How ‘who we are’ and ‘what we do’ Affect our Health
by Tessa Richter (Switzerland)
Growing up, most of us learn that we are either healthy or sick. And when we are sick, we usually treat the illness on a physical level, with medication, therapy or surgery. We rarely think of our work, our attitude towards life or towards others and ourselves, as being a possible cause of illness.
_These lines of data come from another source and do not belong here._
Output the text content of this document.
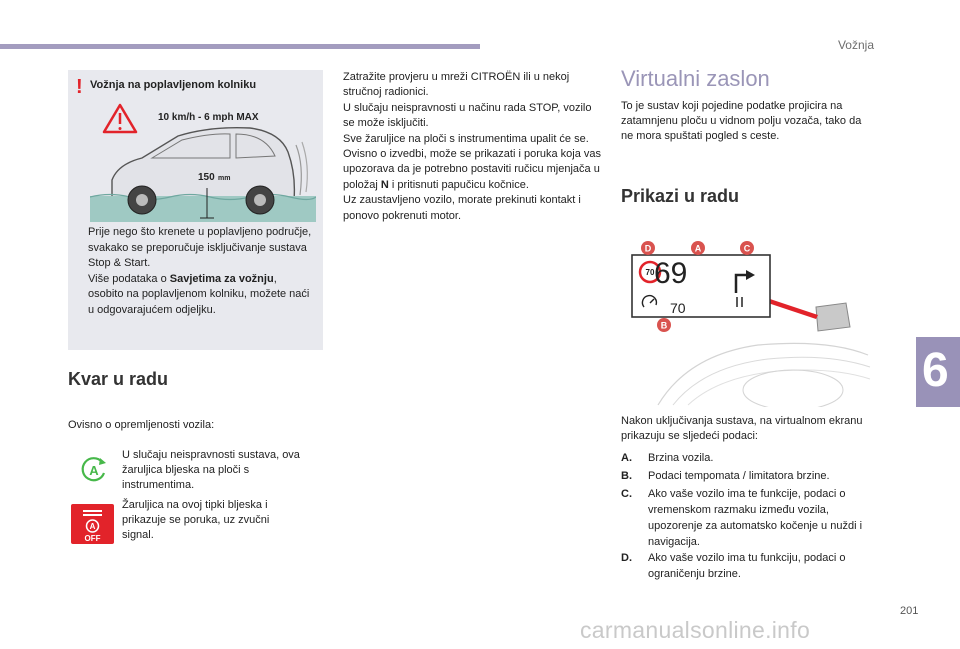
Vožnja
6
! Vožnja na poplavljenom kolniku
10 km/h - 6 mph MAX
150 mm
Prije nego što krenete u poplavljeno područje, svakako se preporučuje isključivanje sustava Stop & Start.
Više podataka o Savjetima za vožnju, osobito na poplavljenom kolniku, možete naći u odgovarajućem odjeljku.
Kvar u radu
Ovisno o opremljenosti vozila:
A
U slučaju neispravnosti sustava, ova žaruljica bljeska na ploči s instrumentima.
A
OFF
Žaruljica na ovoj tipki bljeska i prikazuje se poruka, uz zvučni signal.
Zatražite provjeru u mreži CITROËN ili u nekoj stručnoj radionici.
U slučaju neispravnosti u načinu rada STOP, vozilo se može isključiti.
Sve žaruljice na ploči s instrumentima upalit će se.
Ovisno o izvedbi, može se prikazati i poruka koja vas upozorava da je potrebno postaviti ručicu mjenjača u položaj N i pritisnuti papučicu kočnice.
Uz zaustavljeno vozilo, morate prekinuti kontakt i ponovo pokrenuti motor.
Virtualni zaslon
To je sustav koji pojedine podatke projicira na zatamnjenu ploču u vidnom polju vozača, tako da ne mora spuštati pogled s ceste.
Prikazi u radu
70 69
70
D	A	C
B
Nakon uključivanja sustava, na virtualnom ekranu prikazuju se sljedeći podaci:
A. Brzina vozila.
B. Podaci tempomata / limitatora brzine.
C. Ako vaše vozilo ima te funkcije, podaci o vremenskom razmaku između vozila, upozorenje za automatsko kočenje u nuždi i navigacija.
D. Ako vaše vozilo ima tu funkciju, podaci o ograničenju brzine.
201
carmanualsonline.info
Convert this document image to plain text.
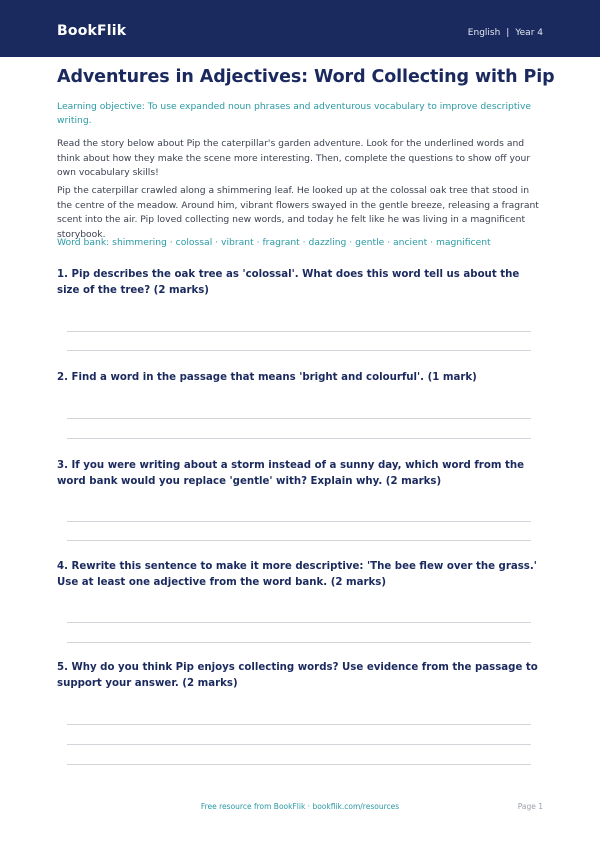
BookFlik	English | Year 4
Adventures in Adjectives: Word Collecting with Pip

Learning objective: To use expanded noun phrases and adventurous vocabulary to improve descriptive writing.

Read the story below about Pip the caterpillar's garden adventure. Look for the underlined words and think about how they make the scene more interesting. Then, complete the questions to show off your own vocabulary skills!

Pip the caterpillar crawled along a shimmering leaf. He looked up at the colossal oak tree that stood in the centre of the meadow. Around him, vibrant flowers swayed in the gentle breeze, releasing a fragrant scent into the air. Pip loved collecting new words, and today he felt like he was living in a magnificent storybook.

Word bank: shimmering · colossal · vibrant · fragrant · dazzling · gentle · ancient · magnificent
1. Pip describes the oak tree as 'colossal'. What does this word tell us about the size of the tree? (2 marks)
2. Find a word in the passage that means 'bright and colourful'. (1 mark)
3. If you were writing about a storm instead of a sunny day, which word from the word bank would you replace 'gentle' with? Explain why. (2 marks)
4. Rewrite this sentence to make it more descriptive: 'The bee flew over the grass.' Use at least one adjective from the word bank. (2 marks)
5. Why do you think Pip enjoys collecting words? Use evidence from the passage to support your answer. (2 marks)
Free resource from BookFlik · bookflik.com/resources	Page 1
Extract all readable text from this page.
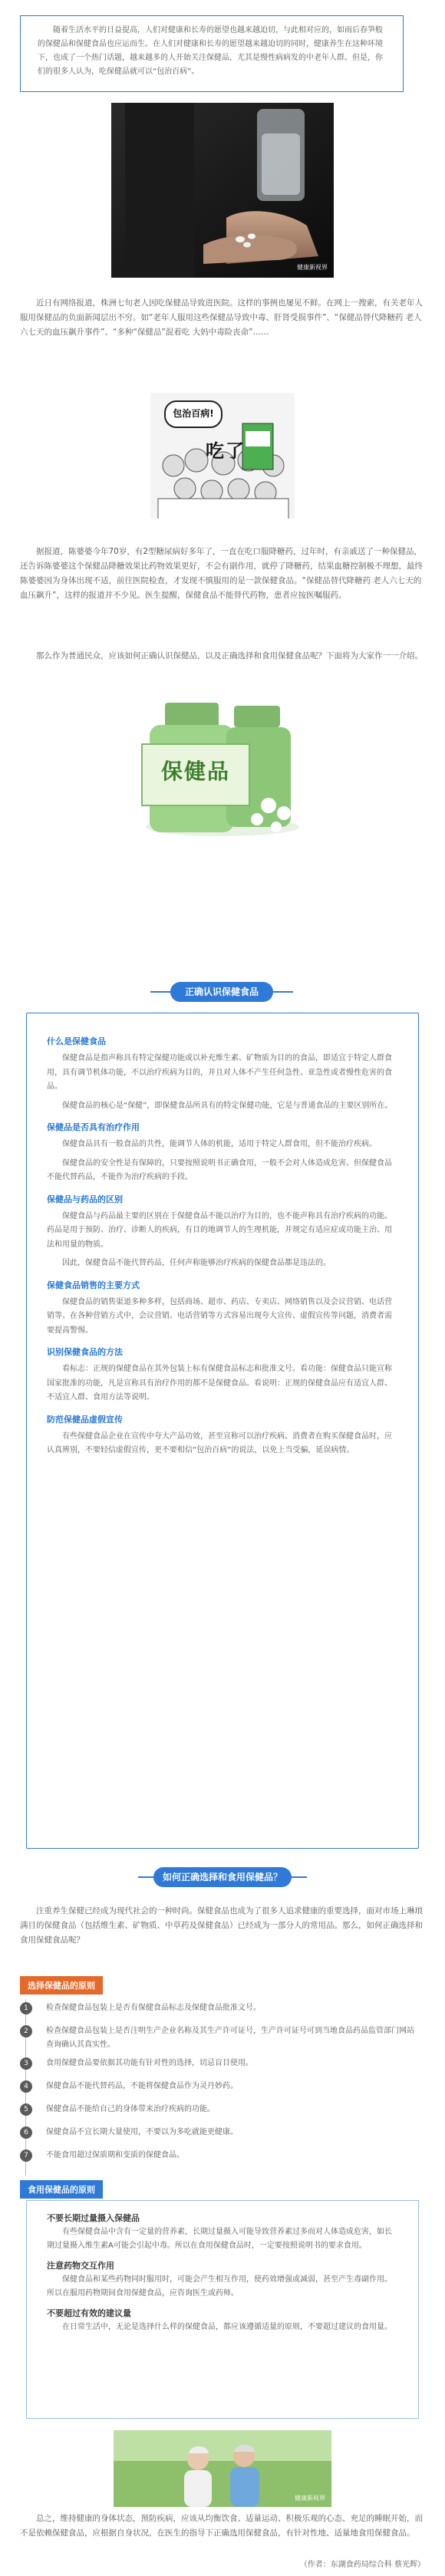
随着生活水平的日益提高，人们对健康和长寿的愿望也越来越迫切，与此相对应的，如雨后春笋般的保健品和保健食品也应运而生。在人们对健康和长寿的愿望越来越迫切的同时，健康养生在这种环境下，也成了一个热门话题，越来越多的人开始关注保健品，尤其是慢性病病发的中老年人群。但是，你们的很多人认为，吃保健品就可以“包治百病”。

健康新视界

近日有网络报道，株洲七旬老人因吃保健品导致进医院。这样的事例也屡见不鲜。在网上一搜索，有关老年人服用保健品的负面新闻层出不穷。如“老年人服用这些保健品导致中毒、肝肾受损事件”、“保健品替代降糖药 老人六七天的血压飙升事件”、“多种“保健品”混着吃 大妈中毒险丧命”……

包治百病!
吃了

据报道，陈婆婆今年70岁，有2型糖尿病好多年了，一直在吃口服降糖药，过年时，有亲戚送了一种保健品，还告诉陈婆婆这个保健品降糖效果比药物效果更好，不会有副作用，就停了降糖药，结果血糖控制极不理想，最终陈婆婆因为身体出现不适，前往医院检查，才发现不慎服用的是一款保健食品。“保健品替代降糖药 老人六七天的血压飙升”，这样的报道并不少见。医生提醒，保健食品不能替代药物，患者应按医嘱服药。

那么作为普通民众，应该如何正确认识保健品，以及正确选择和食用保健食品呢？下面将为大家作一一介绍。

保健品
正确认识保健食品
什么是保健食品

保健食品是指声称具有特定保健功能或以补充维生素、矿物质为目的的食品，即适宜于特定人群食用，具有调节机体功能，不以治疗疾病为目的，并且对人体不产生任何急性、亚急性或者慢性危害的食品。

保健食品的核心是“保健”，即保健食品所具有的特定保健功能，它是与普通食品的主要区别所在。

保健品是否具有治疗作用

保健食品具有一般食品的共性，能调节人体的机能，适用于特定人群食用，但不能治疗疾病。

保健食品的安全性是有保障的，只要按照说明书正确食用，一般不会对人体造成危害。但保健食品不能代替药品，不能作为治疗疾病的手段。

保健品与药品的区别

保健食品与药品最主要的区别在于保健食品不能以治疗为目的，也不能声称具有治疗疾病的功能。药品是用于预防、治疗、诊断人的疾病，有目的地调节人的生理机能，并规定有适应症或功能主治、用法和用量的物质。

因此，保健食品不能代替药品，任何声称能够治疗疾病的保健食品都是违法的。

保健食品销售的主要方式

保健食品的销售渠道多种多样，包括商场、超市、药店、专卖店、网络销售以及会议营销、电话营销等。在各种营销方式中，会议营销、电话营销等方式容易出现夸大宣传、虚假宣传等问题，消费者需要提高警惕。

识别保健食品的方法

看标志：正规的保健食品在其外包装上标有保健食品标志和批准文号。看功能：保健食品只能宣称国家批准的功能，凡是宣称具有治疗作用的都不是保健食品。看说明：正规的保健食品应有适宜人群、不适宜人群、食用方法等说明。

防范保健品虚假宣传

有些保健食品企业在宣传中夸大产品功效，甚至宣称可以治疗疾病。消费者在购买保健食品时，应认真辨别，不要轻信虚假宣传，更不要相信“包治百病”的说法，以免上当受骗，延误病情。

如何正确选择和食用保健品？

注重养生保健已经成为现代社会的一种时尚。保健食品也成为了很多人追求健康的重要选择，面对市场上琳琅满目的保健食品（包括维生素、矿物质、中草药及保健食品）已经成为一部分人的常用品。那么，如何正确选择和食用保健食品呢？

选择保健品的原则
1	检查保健食品包装上是否有保健食品标志及保健食品批准文号。
2	检查保健食品包装上是否注明生产企业名称及其生产许可证号，生产许可证号可到当地食品药品监管部门网站查询确认其真实性。
3	食用保健食品要依据其功能有针对性的选择，切忌盲目使用。
4	保健食品不能代替药品，不能将保健食品作为灵丹妙药。
5	保健食品不能给自己的身体带来治疗疾病的功能。
6	保健食品不宜长期大量使用，不要以为多吃就能更健康。
7	不能食用超过保质期和变质的保健食品。
食用保健品的原则
不要长期过量摄入保健品

有些保健食品中含有一定量的营养素，长期过量摄入可能导致营养素过多而对人体造成危害，如长期过量摄入维生素A可能会引起中毒。所以在食用保健食品时，一定要按照说明书的要求食用。

注意药物交互作用

保健食品和某些药物同时服用时，可能会产生相互作用，使药效增强或减弱，甚至产生毒副作用。所以在服用药物期间食用保健食品，应咨询医生或药师。

不要超过有效的建议量

在日常生活中，无论是选择什么样的保健食品，都应该遵循适量的原则，不要超过建议的食用量。

健康新视界

总之，维持健康的身体状态，预防疾病，应该从均衡饮食、适量运动、积极乐观的心态、充足的睡眠开始，而不是依赖保健食品，应根据自身状况，在医生的指导下正确选用保健食品，有针对性地、适量地食用保健食品。

（作者：东湖食药局综合科 蔡光辉）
Over the course of many years, I have come to realise that health has another, more hidden aspect: it is connected to us living our true potential as human beings, based on who we are.
Our potential is rather like a muscle: if we don’t use it, it shrivels and its energy goes stale. This affects our mental and physical health, leading to anxiety, lack of energy and motivation, but also to more serious diseases.
Each one of us is a unique instrument of creation, defined by our background, perception and talents. Often, we use only those aspects that are acceptable to the norm and people around us, beginning with our families and schools. We thus cut off and deprive ourselves of a great potential and energy that can be decisive in creating what matters to us.
A young man, around the age of 30, came to me for career coaching. His doctor had diagnosed burnout. He was not yet at the stage of not being able to work at all, but he was off work regularly, generally lacking energy, and unable to breathe properly. Because he also wanted to change careers, but didn’t know what exactly he wanted to do next, and how to go about it, he was referred to me by a friend.
After our first coaching, he said he was able to breathe for the first time again in ages. After about a year he had changed careers and was doing exactly what we had found to be his next preferred career step. He was still working within the same company, just as he had hoped for. And in a team he absolutely loved and who really appreciated him, supporting him in his move.